Orléans, le 28 mars 1864. »
2. — L’article est signé Robert de Salles.
L’auteur ne connaît évidemment le Spiritisme que d’une manière incomplète, comme le prouvent certains passages de son article ; cependant, il le considère comme une chose très sérieuse, et à quelques exceptions près, les spirites ne peuvent qu’applaudir à l’ensemble de ses réflexions. Il est surtout dans l’erreur quand il dit que les spirites ne croient pas aux bons Esprits, et aussi dans la définition qu’il donne comme la plus large expression du Spiritisme ; c’est, dit-il, la faculté que possèdent certains individus, d’entrer en relation avec l’Esprit de personnes mortes.

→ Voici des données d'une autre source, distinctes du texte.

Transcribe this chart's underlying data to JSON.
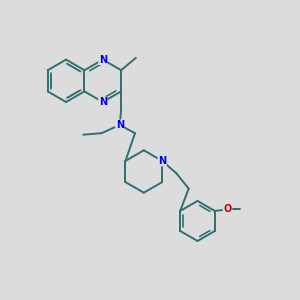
{
  "background_color": "#dcdcdc",
  "bond_color": "#2d7070",
  "nitrogen_color": "#0000ee",
  "oxygen_color": "#cc0000",
  "bond_width": 1.4,
  "figsize": [
    3.0,
    3.0
  ],
  "dpi": 100,
  "xlim": [
    0,
    10
  ],
  "ylim": [
    0,
    10
  ]
}
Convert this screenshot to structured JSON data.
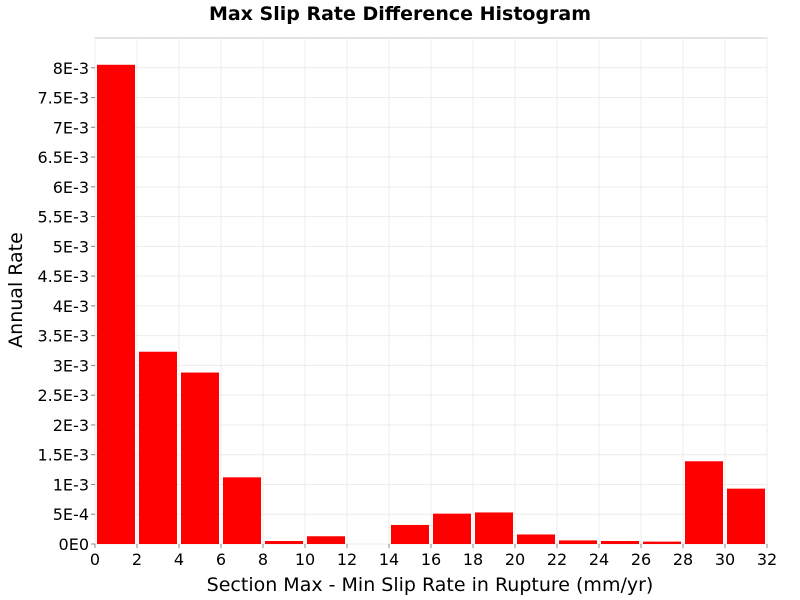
{
  "chart_data": {
    "type": "bar",
    "title": "Max Slip Rate Difference Histogram",
    "xlabel": "Section Max - Min Slip Rate in Rupture (mm/yr)",
    "ylabel": "Annual Rate",
    "xlim": [
      0,
      32
    ],
    "ylim": [
      0,
      0.0085
    ],
    "bin_width": 2,
    "bin_centers": [
      1,
      3,
      5,
      7,
      9,
      11,
      13,
      15,
      17,
      19,
      21,
      23,
      25,
      27,
      29,
      31
    ],
    "values": [
      0.00805,
      0.00323,
      0.00288,
      0.00112,
      5e-05,
      0.00013,
      0.0,
      0.00032,
      0.00051,
      0.00053,
      0.00016,
      6e-05,
      5e-05,
      4e-05,
      0.00139,
      0.00093
    ],
    "bar_color": "#ff0000",
    "grid": true,
    "legend": "none",
    "x_ticks": [
      "0",
      "2",
      "4",
      "6",
      "8",
      "10",
      "12",
      "14",
      "16",
      "18",
      "20",
      "22",
      "24",
      "26",
      "28",
      "30",
      "32"
    ],
    "y_ticks": [
      "0E0",
      "5E-4",
      "1E-3",
      "1.5E-3",
      "2E-3",
      "2.5E-3",
      "3E-3",
      "3.5E-3",
      "4E-3",
      "4.5E-3",
      "5E-3",
      "5.5E-3",
      "6E-3",
      "6.5E-3",
      "7E-3",
      "7.5E-3",
      "8E-3"
    ]
  }
}
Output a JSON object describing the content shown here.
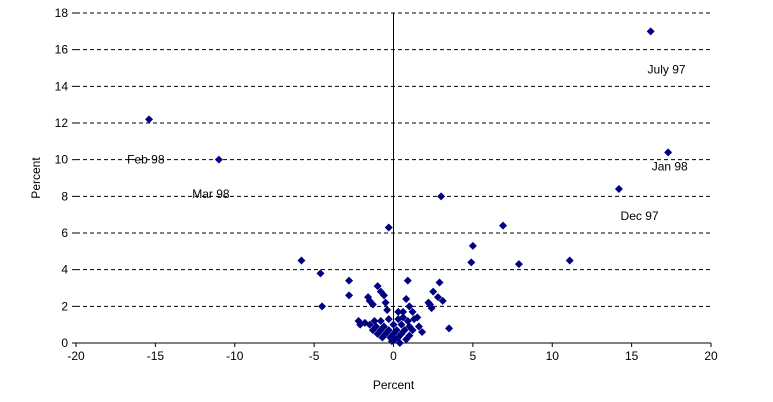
{
  "chart_data": {
    "type": "scatter",
    "title": "",
    "xlabel": "Percent",
    "ylabel": "Percent",
    "xlim": [
      -20,
      20
    ],
    "ylim": [
      0,
      18
    ],
    "x_ticks": [
      -20,
      -15,
      -10,
      -5,
      0,
      5,
      10,
      15,
      20
    ],
    "y_ticks": [
      0,
      2,
      4,
      6,
      8,
      10,
      12,
      14,
      16,
      18
    ],
    "grid": "horizontal dashed",
    "marker_color": "#000080",
    "annotations": [
      {
        "text": "July 97",
        "x": 17.2,
        "y": 14.7
      },
      {
        "text": "Feb 98",
        "x": -15.6,
        "y": 9.8
      },
      {
        "text": "Mar 98",
        "x": -11.5,
        "y": 7.9
      },
      {
        "text": "Jan 98",
        "x": 17.4,
        "y": 9.4
      },
      {
        "text": "Dec 97",
        "x": 15.5,
        "y": 6.7
      }
    ],
    "points": [
      {
        "x": 16.2,
        "y": 17.0
      },
      {
        "x": -15.4,
        "y": 12.2
      },
      {
        "x": -11.0,
        "y": 10.0
      },
      {
        "x": 17.3,
        "y": 10.4
      },
      {
        "x": 14.2,
        "y": 8.4
      },
      {
        "x": 3.0,
        "y": 8.0
      },
      {
        "x": -0.3,
        "y": 6.3
      },
      {
        "x": 6.9,
        "y": 6.4
      },
      {
        "x": 5.0,
        "y": 5.3
      },
      {
        "x": -5.8,
        "y": 4.5
      },
      {
        "x": 4.9,
        "y": 4.4
      },
      {
        "x": 11.1,
        "y": 4.5
      },
      {
        "x": 7.9,
        "y": 4.3
      },
      {
        "x": -4.6,
        "y": 3.8
      },
      {
        "x": -2.8,
        "y": 3.4
      },
      {
        "x": 0.9,
        "y": 3.4
      },
      {
        "x": 2.9,
        "y": 3.3
      },
      {
        "x": -1.0,
        "y": 3.1
      },
      {
        "x": -0.8,
        "y": 2.8
      },
      {
        "x": 2.5,
        "y": 2.8
      },
      {
        "x": -2.8,
        "y": 2.6
      },
      {
        "x": -1.6,
        "y": 2.5
      },
      {
        "x": -0.6,
        "y": 2.6
      },
      {
        "x": 2.8,
        "y": 2.5
      },
      {
        "x": 3.1,
        "y": 2.3
      },
      {
        "x": 0.8,
        "y": 2.4
      },
      {
        "x": -1.5,
        "y": 2.3
      },
      {
        "x": -0.5,
        "y": 2.2
      },
      {
        "x": 2.3,
        "y": 2.1
      },
      {
        "x": -1.3,
        "y": 2.1
      },
      {
        "x": 1.0,
        "y": 2.0
      },
      {
        "x": 2.4,
        "y": 1.9
      },
      {
        "x": 2.2,
        "y": 2.2
      },
      {
        "x": -4.5,
        "y": 2.0
      },
      {
        "x": 0.3,
        "y": 1.7
      },
      {
        "x": 1.2,
        "y": 1.7
      },
      {
        "x": 0.6,
        "y": 1.7
      },
      {
        "x": -0.4,
        "y": 1.8
      },
      {
        "x": 1.5,
        "y": 1.4
      },
      {
        "x": 0.6,
        "y": 1.4
      },
      {
        "x": -2.2,
        "y": 1.2
      },
      {
        "x": -1.8,
        "y": 1.1
      },
      {
        "x": -1.2,
        "y": 1.2
      },
      {
        "x": -0.8,
        "y": 1.2
      },
      {
        "x": -0.3,
        "y": 1.3
      },
      {
        "x": 0.3,
        "y": 1.3
      },
      {
        "x": 0.9,
        "y": 1.2
      },
      {
        "x": 1.3,
        "y": 1.3
      },
      {
        "x": -2.1,
        "y": 1.0
      },
      {
        "x": -1.5,
        "y": 1.0
      },
      {
        "x": -1.1,
        "y": 0.9
      },
      {
        "x": -0.6,
        "y": 0.9
      },
      {
        "x": 0.0,
        "y": 1.0
      },
      {
        "x": 0.5,
        "y": 1.0
      },
      {
        "x": 1.0,
        "y": 0.9
      },
      {
        "x": 1.6,
        "y": 0.9
      },
      {
        "x": 3.5,
        "y": 0.8
      },
      {
        "x": -1.3,
        "y": 0.7
      },
      {
        "x": -0.8,
        "y": 0.7
      },
      {
        "x": -0.3,
        "y": 0.7
      },
      {
        "x": 0.2,
        "y": 0.7
      },
      {
        "x": 0.7,
        "y": 0.7
      },
      {
        "x": 1.2,
        "y": 0.7
      },
      {
        "x": 1.8,
        "y": 0.6
      },
      {
        "x": -1.0,
        "y": 0.5
      },
      {
        "x": -0.5,
        "y": 0.5
      },
      {
        "x": 0.0,
        "y": 0.5
      },
      {
        "x": 0.5,
        "y": 0.5
      },
      {
        "x": 1.0,
        "y": 0.4
      },
      {
        "x": -0.7,
        "y": 0.3
      },
      {
        "x": -0.2,
        "y": 0.3
      },
      {
        "x": 0.3,
        "y": 0.3
      },
      {
        "x": 0.8,
        "y": 0.2
      },
      {
        "x": -0.1,
        "y": 0.1
      },
      {
        "x": 0.4,
        "y": 0.0
      },
      {
        "x": 0.1,
        "y": 0.2
      }
    ]
  }
}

La médiumnité, ou faculté de communiquer avec les Esprits, ne constitue pas le fonds du Spiritisme, sans cela, pour être spirite, il faudrait être médium ; ce n’est là qu’un accessoire, un moyen d’observation, et non la science qui est tout entière dans la doctrine philosophique. Le Spiritisme n’est pas plus inféodé dans les médiums que l’astronomie ne l’est dans une lunette ; et la preuve en est, c’est qu’on peut faire du Spiritisme sans médium, comme on a fait de l’astronomie longtemps avant d’avoir des télescopes. La différence consiste en ce que, dans le premier cas, on fait de la science théorique, tandis que la médiumnité est l’instrument qui permet d’asseoir la théorie sur l’expérience. Si le Spiritisme était circonscrit dans la faculté médianimique, son importance serait singulièrement amoindrie et, pour beaucoup de gens, se réduirait à des faits plus ou moins curieux.
En lisant cet article, on se demande si l’auteur croit ou non au Spiritisme ; car il ne le pose, en quelque sorte, que comme une hypothèse, mais comme une hypothèse digne de la plus sérieuse attention. Si c’est une vérité, dit-il, c’est une chose sacrée par excellence, qui ne doit être traitée qu’avec respect, et dont l’exploitation ne saurait être flétrie et poursuivie avec trop de sévérité.
Ce n’est pas la première fois que cette idée est émise, même par les adversaires du Spiritisme, et il est à remarquer que c’est toujours le côté par lequel la critique a cru mettre la doctrine en défaut, en s’attaquant aux abus du trafic lorsqu’elle en a trouvé l’occasion ; c’est qu’elle sent que ce serait le côté vulnérable, et par lequel elle pourrait l’accuser de charlatanisme ; voilà pourquoi la malveillance s’acharne à l’accoler aux charlatans, diseurs de bonne aventure et autres industriels de même espèce, espérant par ce moyen donner le change et lui enlever le caractère de dignité et de gravité qui fait sa force. La levée de boucliers contre les Davenport, qui avaient cru pouvoir impunément mettre les Esprits en parade sur des tréteaux, a rendu un immense service ; dans son ignorance du véritable caractère du Spiritisme, la critique d’alors a cru le frapper à mort, tandis qu’elle n’a discrédité que les abus contre lesquels tous les spirites sincères ont toujours protesté.
Quelle que soit la croyance de l’auteur, et malgré les erreurs contenues dans son article, nous devons nous féliciter d’y voir la question traitée avec la gravité que comporte le sujet. La presse en a rarement entendu parler dans un sens aussi sérieux, mais il y a commencement à tout.
[1] Le Voyageur de commerce paraît tous les dimanches. - Bureaux : 3, faubourg Saint-Honoré. † Prix : 22 fr. par an ; 12 fr. pour six mois ; 6 fr. 50 pour trois mois.
De ce que le journal a publié l’article qu’on va lire, qui est l’expression de la pensée de l’auteur, nous n’en préjugeons rien sur ses sympathies pour le Spiritisme, car nous ne le connaissons que par ce numéro qu’on a bien voulu nous remettre.